The UK communications industry regulator, Ofcom, has told internet telephony providers that they must now allow emergency 999 calls over their networks or face the risk of enforcement action.
Caller location information must also be provided where technically feasible.
Effective immediately, the ruling for Voice over Internet Protocol (VoIP) providers affects businesses such as BT, Vonage and Skype that offer services that connect VoIP calls to the public telephone network.
Operators must now provide the ability to make calls to 999, the emergency number used in the UK, and 112, the number most used in other EU countries.

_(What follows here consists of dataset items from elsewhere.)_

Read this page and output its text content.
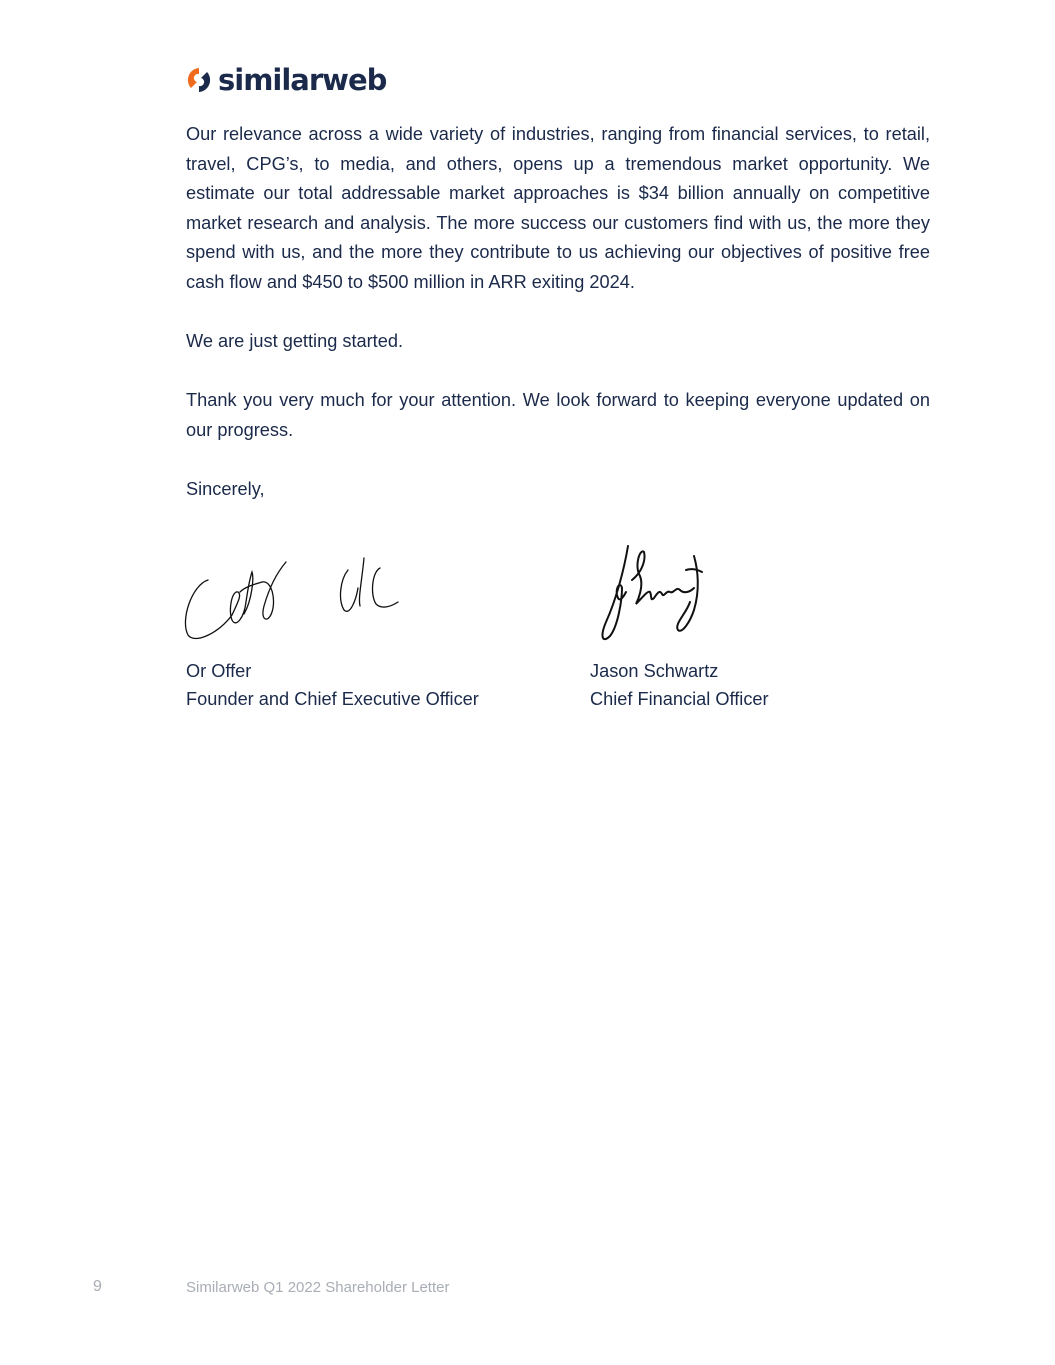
similarweb

Our relevance across a wide variety of industries, ranging from financial services, to retail, travel, CPG’s, to media, and others, opens up a tremendous market opportunity. We estimate our total addressable market approaches is $34 billion annually on competitive market research and analysis. The more success our customers find with us, the more they spend with us, and the more they contribute to us achieving our objectives of positive free cash flow and $450 to $500 million in ARR exiting 2024.

We are just getting started.

Thank you very much for your attention. We look forward to keeping everyone updated on our progress.

Sincerely,

Or Offer
Founder and Chief Executive Officer
Jason Schwartz
Chief Financial Officer
9	Similarweb Q1 2022 Shareholder Letter
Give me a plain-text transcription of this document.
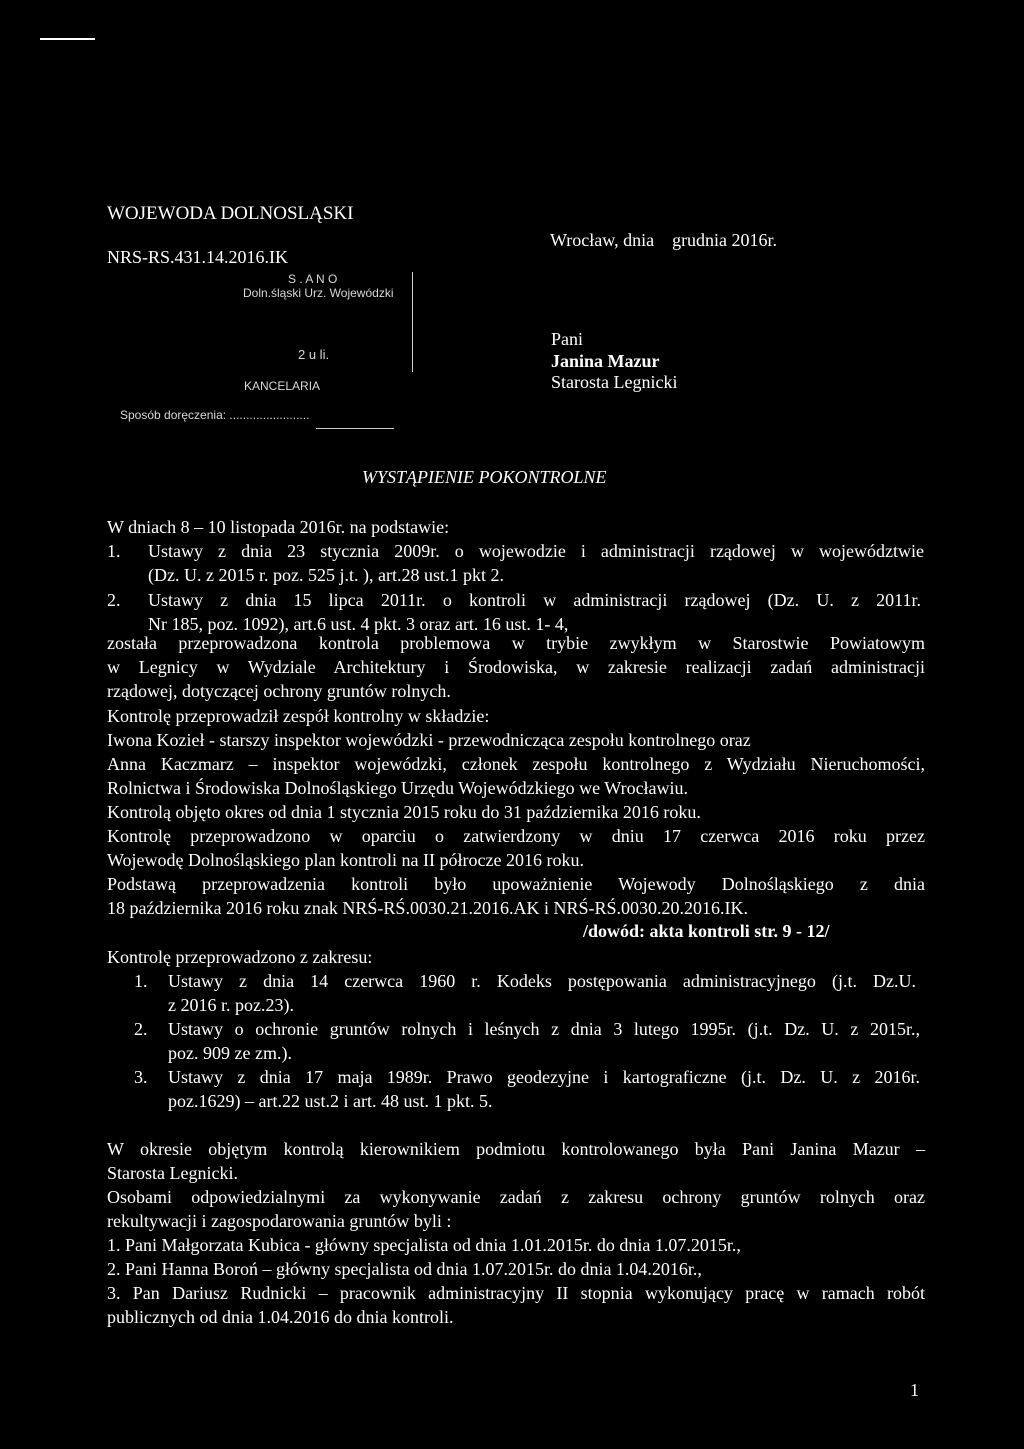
WOJEWODA DOLNOSLĄSKI
NRS-RS.431.14.2016.IK
Wrocław, dnia    grudnia 2016r.
S . A N O
Doln.śląski Urz. Wojewódzki
2 u li.
KANCELARIA
Sposób doręczenia: ........................
Pani
Janina Mazur
Starosta Legnicki
WYSTĄPIENIE POKONTROLNE
W dniach 8 – 10 listopada 2016r. na podstawie:
1. Ustawy z dnia 23 stycznia 2009r. o wojewodzie i administracji rządowej w województwie
(Dz. U. z 2015 r. poz. 525 j.t. ), art.28 ust.1 pkt 2.
2. Ustawy z dnia 15 lipca 2011r. o kontroli w administracji rządowej (Dz. U. z 2011r.
Nr 185, poz. 1092), art.6 ust. 4 pkt. 3 oraz art. 16 ust. 1- 4,
została przeprowadzona kontrola problemowa w trybie zwykłym w Starostwie Powiatowym
w Legnicy w Wydziale Architektury i Środowiska, w zakresie realizacji zadań administracji
rządowej, dotyczącej ochrony gruntów rolnych.
Kontrolę przeprowadził zespół kontrolny w składzie:
Iwona Kozieł - starszy inspektor wojewódzki - przewodnicząca zespołu kontrolnego oraz
Anna Kaczmarz – inspektor wojewódzki, członek zespołu kontrolnego z Wydziału Nieruchomości,
Rolnictwa i Środowiska Dolnośląskiego Urzędu Wojewódzkiego we Wrocławiu.
Kontrolą objęto okres od dnia 1 stycznia 2015 roku do 31 października 2016 roku.
Kontrolę przeprowadzono w oparciu o zatwierdzony w dniu 17 czerwca 2016 roku przez
Wojewodę Dolnośląskiego plan kontroli na II półrocze 2016 roku.
Podstawą przeprowadzenia kontroli było upoważnienie Wojewody Dolnośląskiego z dnia
18 października 2016 roku znak NRŚ-RŚ.0030.21.2016.AK i NRŚ-RŚ.0030.20.2016.IK.
/dowód: akta kontroli str. 9 - 12/
Kontrolę przeprowadzono z zakresu:
1. Ustawy z dnia 14 czerwca 1960 r. Kodeks postępowania administracyjnego (j.t. Dz.U.
z 2016 r. poz.23).
2. Ustawy o ochronie gruntów rolnych i leśnych z dnia 3 lutego 1995r. (j.t. Dz. U. z 2015r.,
poz. 909 ze zm.).
3. Ustawy z dnia 17 maja 1989r. Prawo geodezyjne i kartograficzne (j.t. Dz. U. z 2016r.
poz.1629) – art.22 ust.2 i art. 48 ust. 1 pkt. 5.
W okresie objętym kontrolą kierownikiem podmiotu kontrolowanego była Pani Janina Mazur –
Starosta Legnicki.
Osobami odpowiedzialnymi za wykonywanie zadań z zakresu ochrony gruntów rolnych oraz
rekultywacji i zagospodarowania gruntów byli :
1. Pani Małgorzata Kubica - główny specjalista od dnia 1.01.2015r. do dnia 1.07.2015r.,
2. Pani Hanna Boroń – główny specjalista od dnia 1.07.2015r. do dnia 1.04.2016r.,
3. Pan Dariusz Rudnicki – pracownik administracyjny II stopnia wykonujący pracę w ramach robót
publicznych od dnia 1.04.2016 do dnia kontroli.
1
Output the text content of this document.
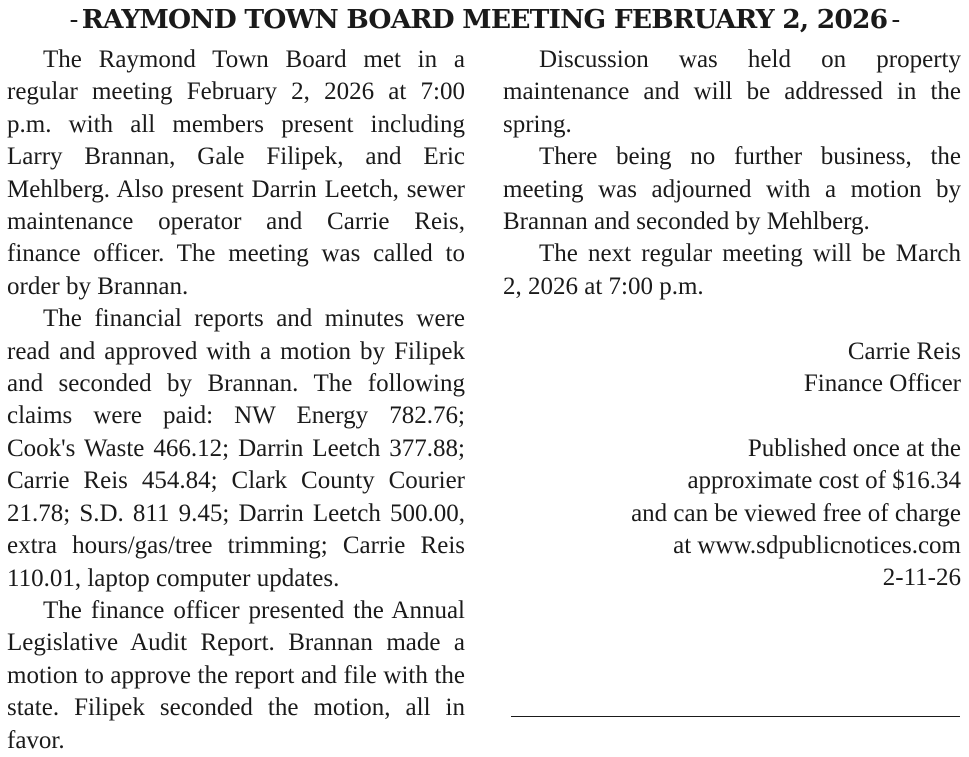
- RAYMOND TOWN BOARD MEETING FEBRUARY 2, 2026 -

The Raymond Town Board met in a regular meeting February 2, 2026 at 7:00 p.m. with all members present including Larry Brannan, Gale Filipek, and Eric Mehlberg. Also present Darrin Leetch, sewer maintenance operator and Carrie Reis, finance officer. The meeting was called to order by Brannan.

The financial reports and minutes were read and approved with a motion by Filipek and seconded by Brannan. The following claims were paid: NW Energy 782.76; Cook's Waste 466.12; Darrin Leetch 377.88; Carrie Reis 454.84; Clark County Courier 21.78; S.D. 811 9.45; Darrin Leetch 500.00, extra hours/gas/tree trimming; Carrie Reis 110.01, laptop computer updates.

The finance officer presented the Annual Legislative Audit Report. Brannan made a motion to approve the report and file with the state. Filipek seconded the motion, all in favor.

Discussion was held on property maintenance and will be addressed in the spring.

There being no further business, the meeting was adjourned with a motion by Brannan and seconded by Mehlberg.

The next regular meeting will be March 2, 2026 at 7:00 p.m.

Carrie Reis
Finance Officer
Published once at the
approximate cost of $16.34
and can be viewed free of charge
at www.sdpublicnotices.com
2-11-26
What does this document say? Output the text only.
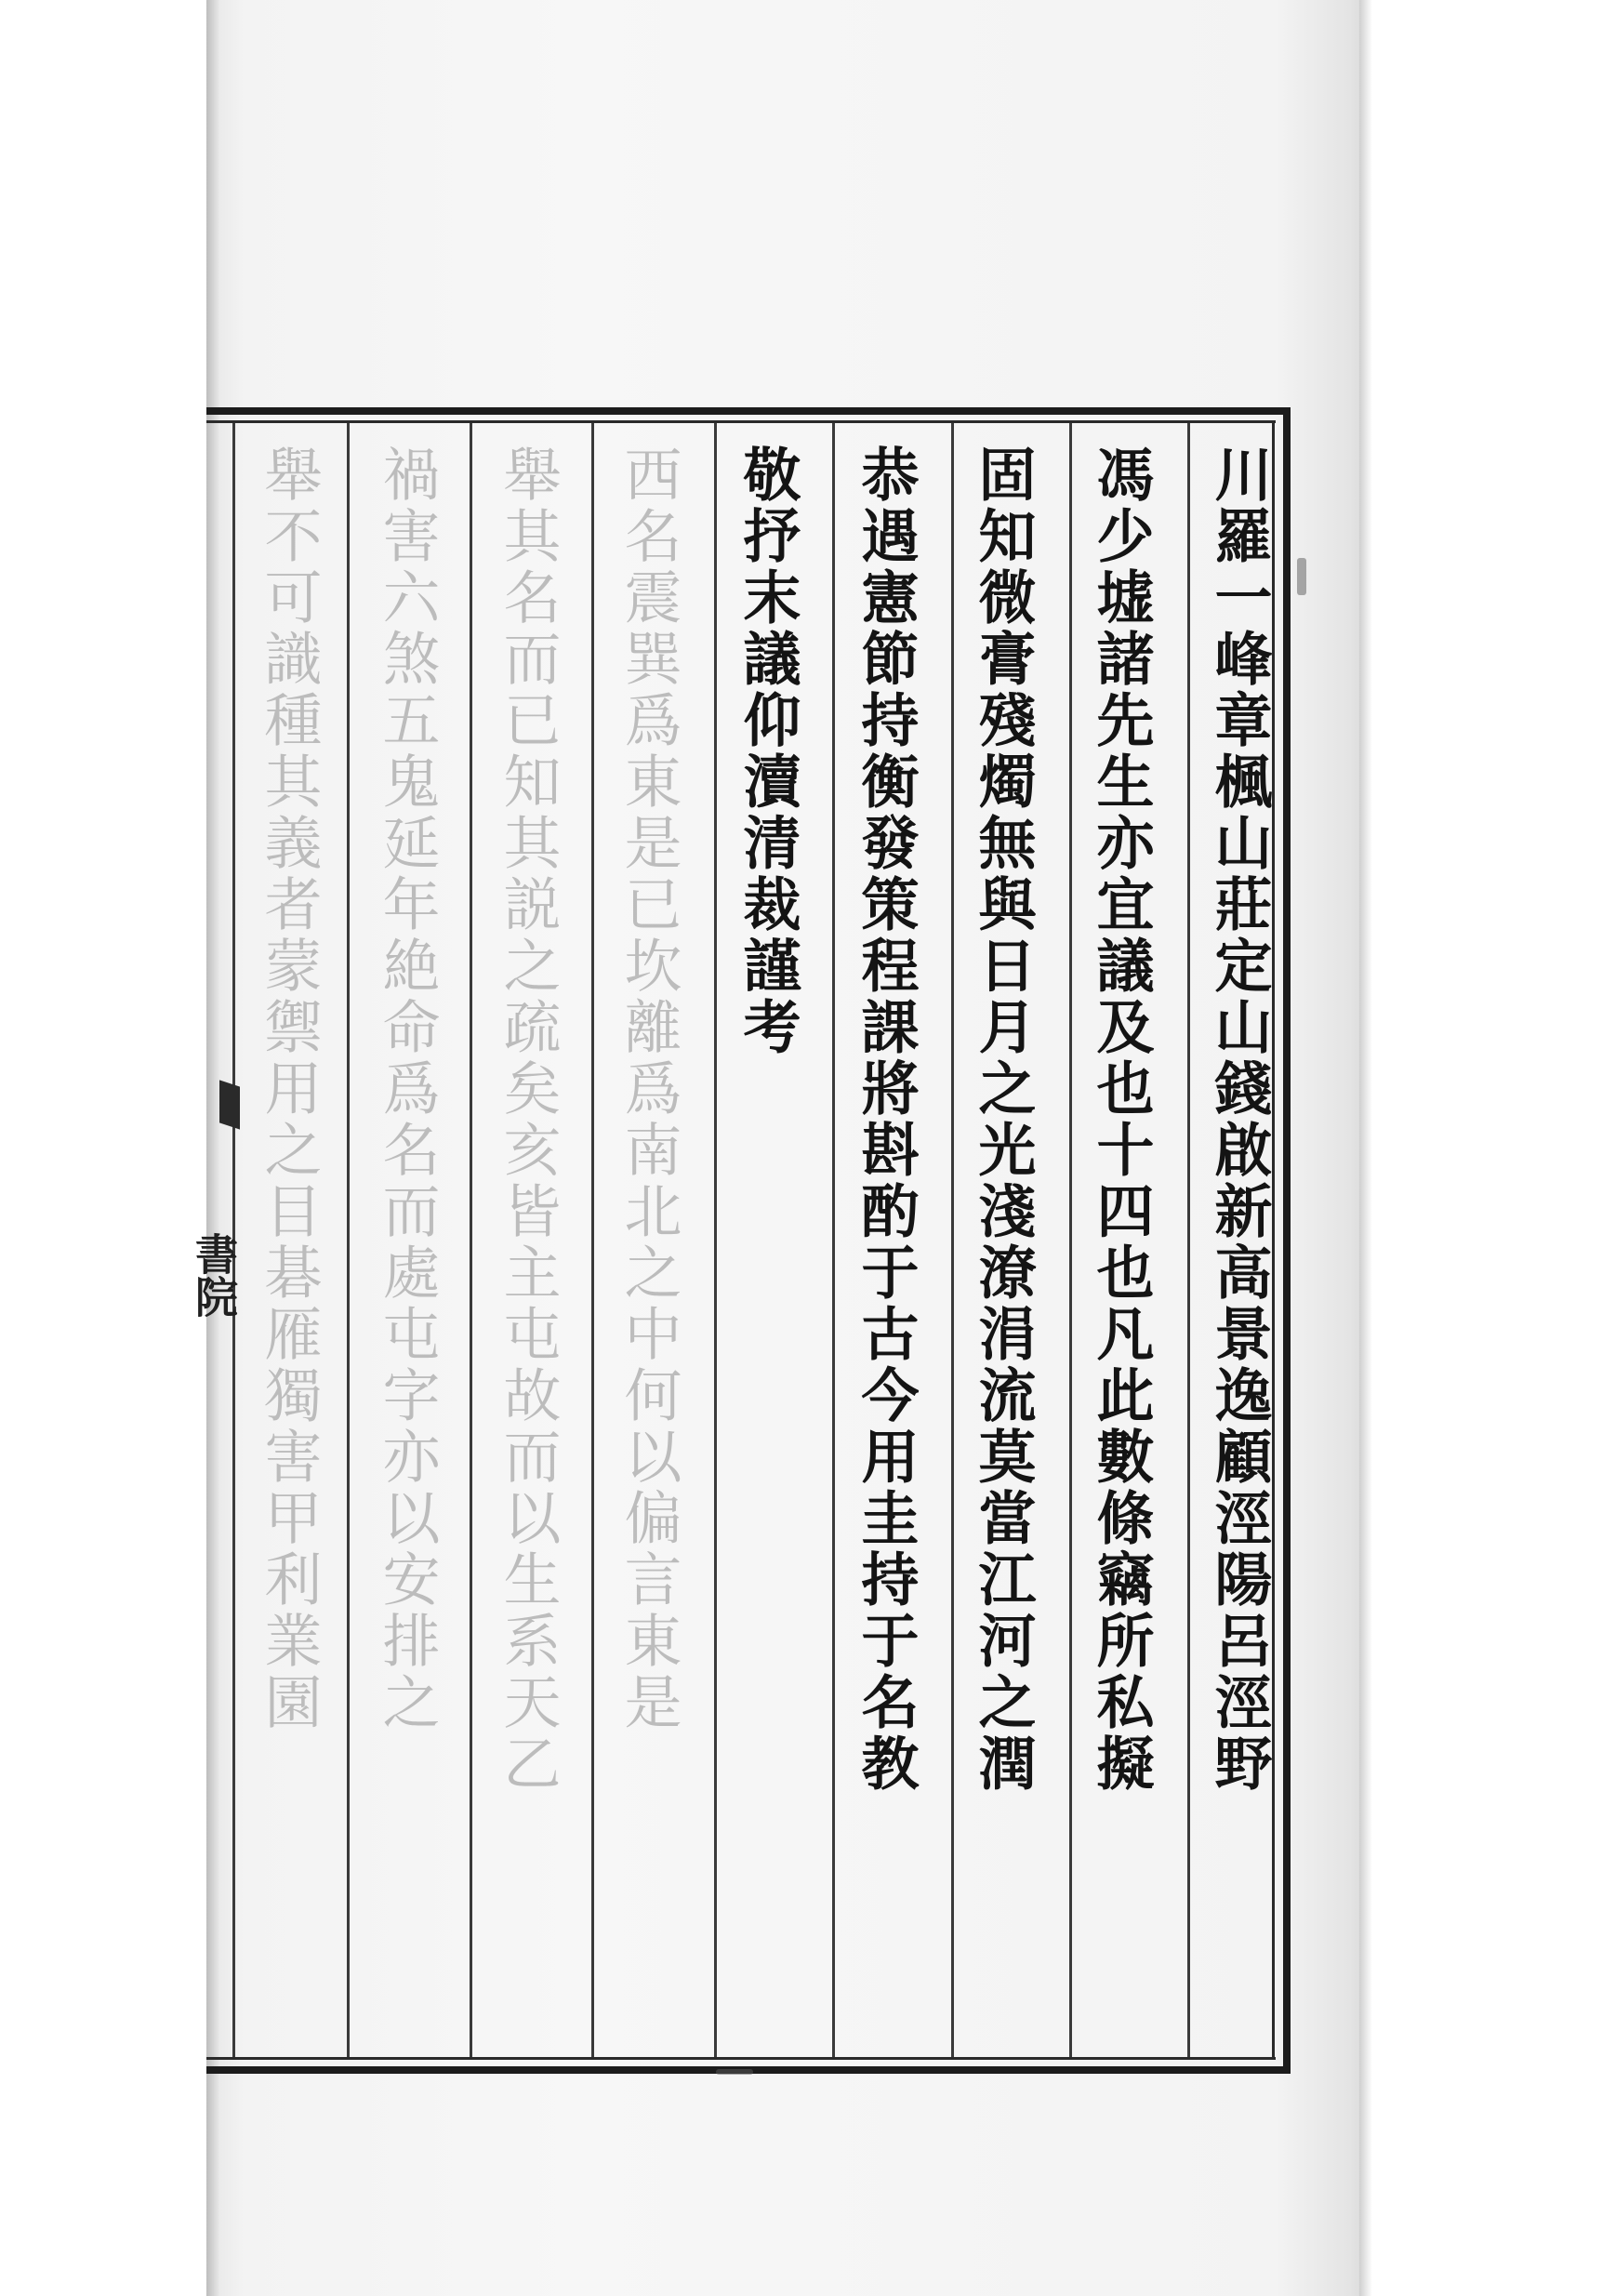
川羅一峰章楓山莊定山錢啟新高景逸顧涇陽呂涇野
馮少墟諸先生亦宜議及也十四也凡此數條竊所私擬
固知微膏殘燭無與日月之光淺潦涓流莫當江河之潤
恭遇憲節持衡發策程課將斟酌于古今用圭持于名教
敬抒末議仰瀆清裁謹考
西名震巽爲東是已坎離爲南北之中何以偏言東是
舉其名而已知其説之疏矣亥皆主屯故而以生系天乙
禍害六煞五鬼延年絶命爲名而處屯字亦以安排之
舉不可識種其義者蒙禦用之目碁雁獨害甲利業園
書院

Ofcom had previously told operators to place stickers on equipment or on-screen labels indicating whether or not emergency calls were possible over a service.
The rule, known as General Condition 4 of the General Conditions of Entitlement, also provides that the network operator must provide Caller Location Information for calls to the emergency call numbers "to the extent that is technically feasible".
Ofcom said that ‘technically feasible’ should be taken to mean that location information must be provided where the VoIP service is being used at a predominantly fixed location.
In May, a child died in Calgary, Canada after an ambulance was dispatched to the wrong address in response to an emergency call placed by his parents using a VoIP phone. The ambulance had been dispatched to an address in Ontario, 2,500 miles away.
The requirements already apply to fixed line and mobile communications providers but the VoIP industry had resisted their extension.
In December last year, the Voice on the Net (VON) Coalition Europe was set up as a lobby group to influence the regulation of internet telephony.
The group, which includes Google, Microsoft and Skype among its founding members, warned against the “premature application” of emergency call rules to VoIP services that are not a replacement for traditional home or business phone services".
The VON Coalition said the move "could actually harm public safety, stifle innovations critical to people with disabilities, stall competition, and limit access to innovative and evolving communication options where there is no expectation of placing a 112 call".